Zumindest habe ich das Glück einen Partner an meiner Seite zu haben, der mich später am Tag unterstützen kann, das Auto abholen zu lassen. Andere haben diese Hilfe nicht und sitzen dann tagelang Zuhause bis die Kraft da ist einen Mechaniker anzurufen und mit ihm alles klären zu können. Wahrscheinlich hören sie in der Zeit dann einige Male den Satz „Stell dich nicht so an“ oder auch „So schwer ist das doch auch nicht!“.

Aber doch es ist so schwer!

Und noch schwerer ist es dabei achtsam mit sich selbst und der Erkrankung umzugehen.
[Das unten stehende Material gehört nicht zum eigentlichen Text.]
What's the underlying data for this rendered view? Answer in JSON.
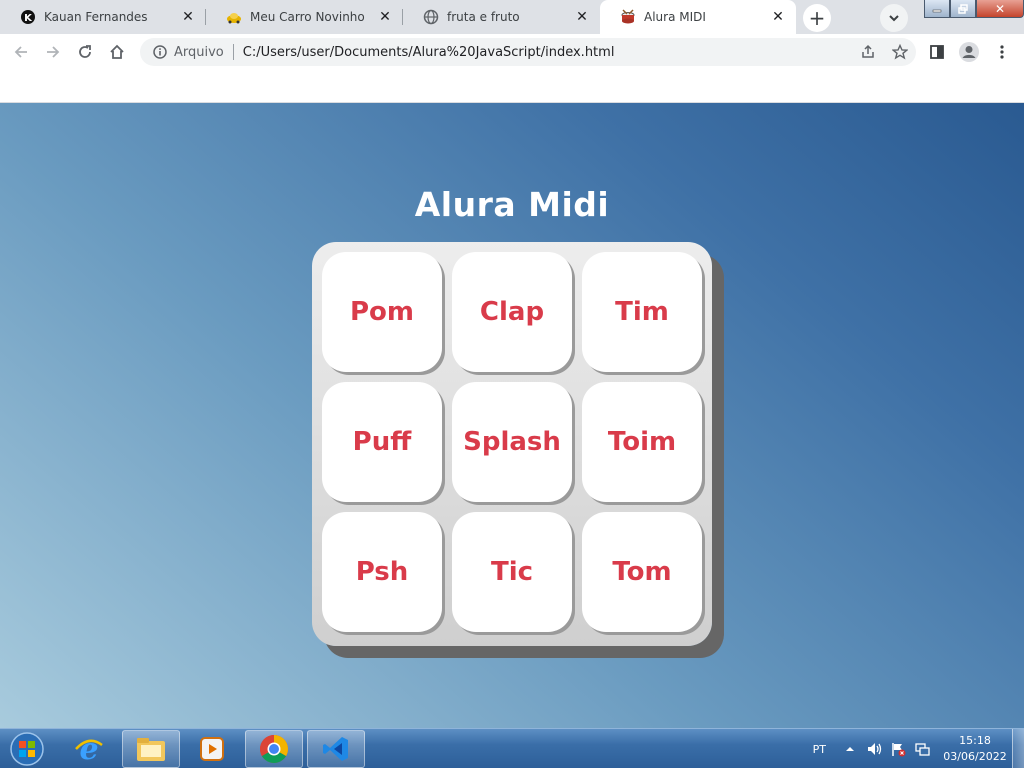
{
  "browser": {
    "tabs": [
      {
        "title": "Kauan Fernandes",
        "icon": "kauan-k-icon",
        "active": false
      },
      {
        "title": "Meu Carro Novinho",
        "icon": "car-icon",
        "active": false
      },
      {
        "title": "fruta e fruto",
        "icon": "globe-icon",
        "active": false
      },
      {
        "title": "Alura MIDI",
        "icon": "drum-icon",
        "active": true
      }
    ],
    "address": {
      "protocol_label": "Arquivo",
      "url": "C:/Users/user/Documents/Alura%20JavaScript/index.html"
    }
  },
  "page": {
    "title": "Alura Midi",
    "keys": [
      "Pom",
      "Clap",
      "Tim",
      "Puff",
      "Splash",
      "Toim",
      "Psh",
      "Tic",
      "Tom"
    ],
    "colors": {
      "key_text": "#d93b4a",
      "background_light": "#a8cbdd",
      "background_dark": "#2a5a91"
    }
  },
  "taskbar": {
    "language": "PT",
    "time": "15:18",
    "date": "03/06/2022",
    "apps": [
      "internet-explorer-icon",
      "file-explorer-icon",
      "media-player-icon",
      "chrome-icon",
      "vscode-icon"
    ]
  }
}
Denn diese blöden Sätze habe ich selbst ständig in meinem Kopf.  Etwas, was sehr typisch für Depressionen und Borderline ist und eine Menge Kraft kostet. Aber trotz dieser destruktiven Gedanken, versuche ich heute achtsam mit mir zu sein und die Auslöser für Milchglaseffekte, Zitterattacken, Panik und Artikulationsprobleme so gering wie möglich zu halten. Deshalb nehme ich später lieber Unterstützung in Anspruch anstatt mich (mal wieder) total zu überfordern.